Шрифт:
Интервал:
Закладка:
Вот авторы пишут про лунный капитализм: «Жулик по имени Стрига, чтобы лучше объяснить основы лунного капитализма, переходит от теории к практике. Он убеждает Незнайку продать ему шляпу за пятнадцать сантиков, чтобы купить на них картошки. Стрига забирает шляпу, дает Незнайке деньги, но тут же их забирает Вихрастый, чтобы через охранника купить картошки. При этом десять сантиков он незаметно кладёт себе в карман, следуя незаконному закону лунного капитализма, известному как откат, а на оставшиеся пять покупает у полицейского картошечки.

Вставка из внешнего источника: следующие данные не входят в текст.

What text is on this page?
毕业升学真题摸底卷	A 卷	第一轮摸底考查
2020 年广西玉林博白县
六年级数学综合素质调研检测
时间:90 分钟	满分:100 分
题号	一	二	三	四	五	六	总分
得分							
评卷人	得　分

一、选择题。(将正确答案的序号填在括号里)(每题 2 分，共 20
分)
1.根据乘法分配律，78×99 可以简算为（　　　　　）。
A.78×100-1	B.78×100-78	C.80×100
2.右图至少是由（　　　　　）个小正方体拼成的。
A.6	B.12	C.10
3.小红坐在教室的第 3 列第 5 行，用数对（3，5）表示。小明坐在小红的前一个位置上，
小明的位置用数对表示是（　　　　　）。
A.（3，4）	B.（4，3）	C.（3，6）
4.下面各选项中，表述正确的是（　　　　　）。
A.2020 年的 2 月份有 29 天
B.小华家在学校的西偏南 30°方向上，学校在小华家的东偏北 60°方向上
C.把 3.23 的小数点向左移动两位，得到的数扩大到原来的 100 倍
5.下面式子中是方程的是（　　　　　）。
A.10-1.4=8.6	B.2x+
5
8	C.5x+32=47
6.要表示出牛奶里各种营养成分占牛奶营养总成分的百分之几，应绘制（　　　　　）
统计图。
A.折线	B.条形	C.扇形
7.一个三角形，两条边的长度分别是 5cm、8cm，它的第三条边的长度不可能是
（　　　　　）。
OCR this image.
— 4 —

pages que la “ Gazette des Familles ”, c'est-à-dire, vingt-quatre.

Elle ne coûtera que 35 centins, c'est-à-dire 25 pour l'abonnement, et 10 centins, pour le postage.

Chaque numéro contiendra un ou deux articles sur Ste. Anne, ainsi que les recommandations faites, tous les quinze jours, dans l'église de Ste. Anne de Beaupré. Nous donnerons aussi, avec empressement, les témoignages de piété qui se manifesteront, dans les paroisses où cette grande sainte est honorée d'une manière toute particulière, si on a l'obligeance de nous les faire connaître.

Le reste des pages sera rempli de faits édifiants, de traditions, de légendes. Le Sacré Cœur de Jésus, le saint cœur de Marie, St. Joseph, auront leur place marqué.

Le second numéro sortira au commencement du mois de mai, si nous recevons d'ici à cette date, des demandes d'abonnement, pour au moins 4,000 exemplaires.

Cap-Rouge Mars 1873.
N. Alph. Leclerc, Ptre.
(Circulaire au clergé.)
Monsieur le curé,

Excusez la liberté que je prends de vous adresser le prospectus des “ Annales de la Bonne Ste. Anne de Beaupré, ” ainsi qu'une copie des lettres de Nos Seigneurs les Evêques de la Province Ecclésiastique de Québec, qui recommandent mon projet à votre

Дело в шляпе»[449]. Сдаётся мне, что это вовсе не откат, а попил — и так всё в этой книге. Скажу осторожно, что разница между откатом и попилом есть, и она принципиальна. Об откате можно было бы говорить, если наличествовала конкуренция между охранниками, и охранник, продав картошку по завышенной цене, тайком отдал бы десять сантиков (скажем) Вихрастому за его выбор. Здесь же ситуация иная.
Аналогично и со всем остальным — есть удивительный мир вокруг, и есть герметичная философия. Иногда они пересекаются, и ты видишь, что некая философская метафора очень точно описывает удивительный мир. Но чаще всего происходит иначе — читатель или зритель заворожён гиканьем и свистом, и ему наплевать на здравый смысл, ему нравится сам звук этих слов, их журчание.
Отдельная история с этой книгой — это иллюстрации Ирены Куксеникайте. Возможно, это совершенно прекрасный человек и одарённый художник, но её рисунками нам явлен очень странный опыт. Это опыт того, когда герметическое поведение вдруг становится доступным вовне, и те его свойства, что нравились «внутри» проходят испытания в этом «вовне» у людей пристрастных. Нет, я далёк от интонации «Мне не смешно, когда маляр безродный мне пачкает Незнайку Генриха Валька» (хотя адепты этой книги, помнящие иллюстрации не только Валька, но и Лаптева, вероятно, возмутятся). Это действительно интересная история — когда современный примитивизм собирается побить старую школу — с понятным результатом. А тут (как всегда, когда объектом становится детская классика, давно вошедшая в кровь и костную ткань нескольких поколений) это вызывает больше эмоций, чем ожидается.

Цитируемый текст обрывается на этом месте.